Par Mamy Yves
Ratsimbazafy – Publié le 22 Nov 2025 à 11:30
Alors que la pénurie d’œufs
persiste en France, certaines grandes surfaces s’approvisionnent en
Ukraine pour contenir les prix. Un choix qui soulève de graves
inquiétudes sanitaires et éthiques.
La pénurie d’œufs s’installe durablement dans les rayons
français. Depuis le début de l’année, les taux de rupture explosent
en effet et
les consommateurs se ruent sur les boîtes dès qu’elles
réapparaissent. Selon NielsenIQ, les œufs affichent un taux de
rupture de plus de 13 %, avec un pic à 15 % cet été. « C’est
énorme », alerte ainsi David Lecomte, directeur Insight
consommateur.

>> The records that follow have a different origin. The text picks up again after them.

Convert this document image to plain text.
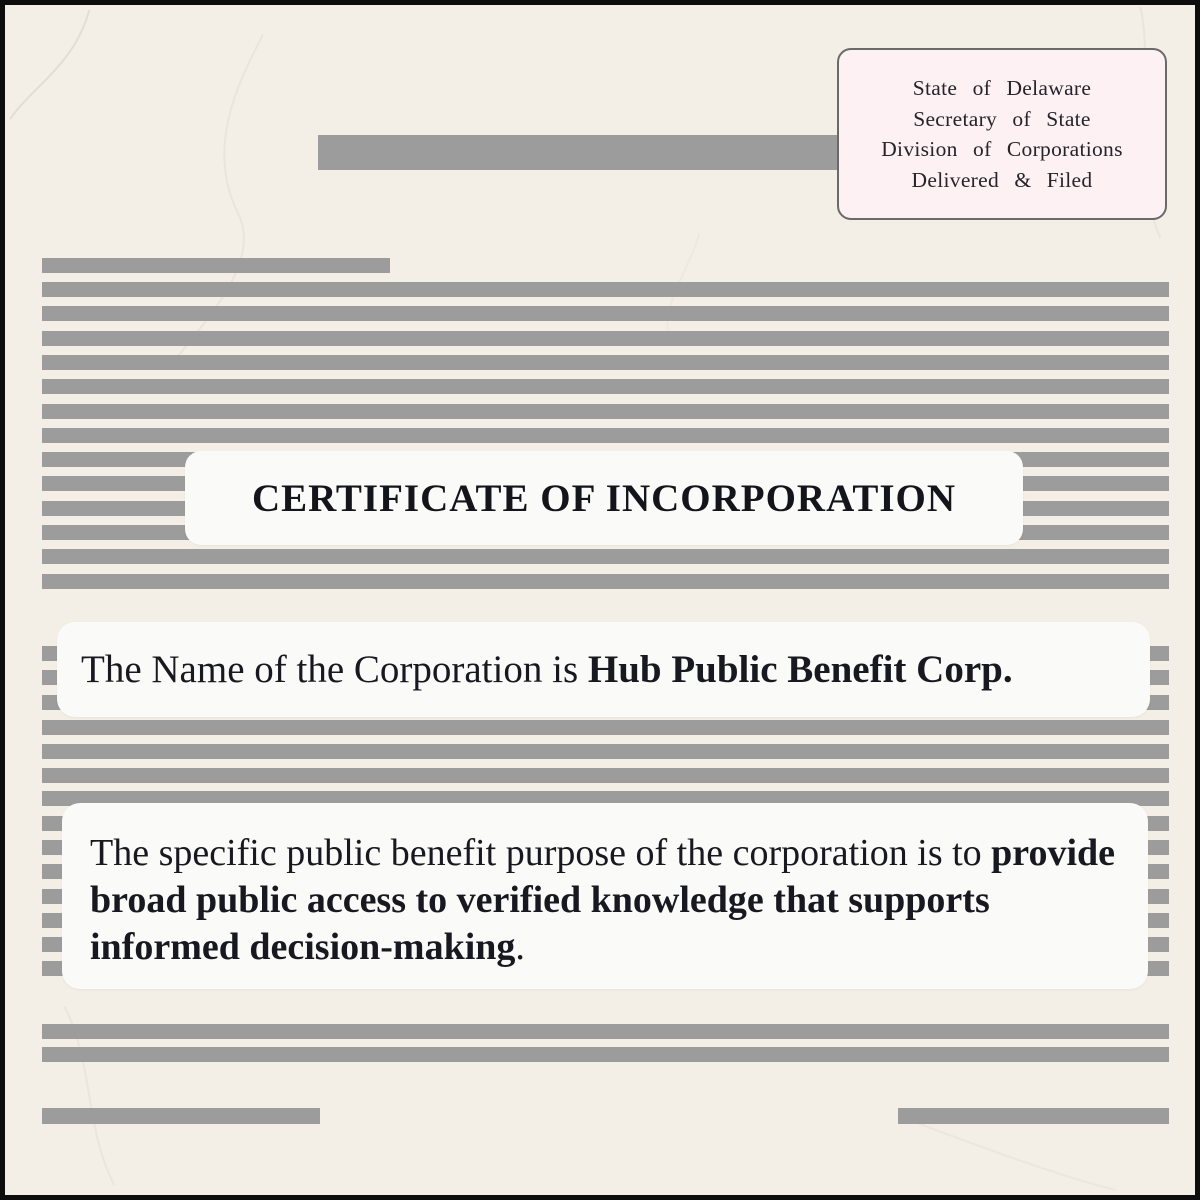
CERTIFICATE OF INCORPORATION
The Name of the Corporation is Hub Public Benefit Corp.
The specific public benefit purpose of the corporation is to provide broad public access to verified knowledge that supports informed decision-making.
State of Delaware
Secretary of State
Division of Corporations
Delivered & Filed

Un niveau très éloigné du seuil considéré comme
acceptable, fixé autour de 2 %. Cette tension perdure
malheureusement et devrait se poursuivre plusieurs mois encore.
Une
demande record portée par les jeunes consommateurs
L’une des principales raisons de cette pénurie est l’engouement
sans précédent pour cet aliment accessible. Par rapport à 2024, les
ventes bondissent en effet avec +8,3 % de chiffre d’affaires, +6,2
% de boîtes vendues. La boîte de six œufs, autour de 2,08 €, reste
ainsi l’une des sources de protéines animales les plus économiques,
loin devant la viande de bœuf à 16,11 € le kilo. « L’œuf est un
aliment complet, riche en protéines, vitamines et fer »,
rappelle d’autant plus la Dre Laurence Plumey, nutritionniste.
Logiquement, cette popularité met la filière française sous
pression. « Les capacités de production tournent à plein régime
mais ne suffisent plus à absorber la demande », constate quant
à lui David Lecomte.
Des prix
étonnamment stables malgré la tension
Malgré la flambée de la demande, les prix n’ont pourtant presque
pas bougé. En octobre, l’inflation sur les œufs n’était en effet
que de 1,2 %. Les grandes marques ont même baissé leurs tarifs de
1,8 %. Comment expliquer ce paradoxe ? Une partie de la réponse se
trouve dans les importations. Il faut dire que depuis le printemps
2025, les distributeurs français se tournent vers l’Ukraine pour
compenser la pénurie. Une pratique violemment dénoncée par les
producteurs français et le CNPO.
Selon eux, ces œufs « ne respectent pas les normes
européennes » et « peuvent contenir des substances
interdites », entraînant « un risque sanitaire
important ».
Bien-être animal et
concurrence déloyale
Autre reproche : ces importations contournent les engagements
français. Alors que les grandes surfaces promettaient la fin des
œufs de poules élevées en cage, certaines vendent des œufs
ukrainiens qui ne respectent pas ces standards. Idem pour
l’ovosexage, censé éviter le broyage des poussins mâles. Avec
7 milliards d’œufs vendus en 2024, la demande ne cesse
donc de croître et pour y répondre, la filière prévoit la
construction de 300 nouveaux poulaillers d’ici 2030 et vise 90 % de
poules pondeuses en système alternatif. Une course contre la montre
pour regagner la confiance des consommateurs.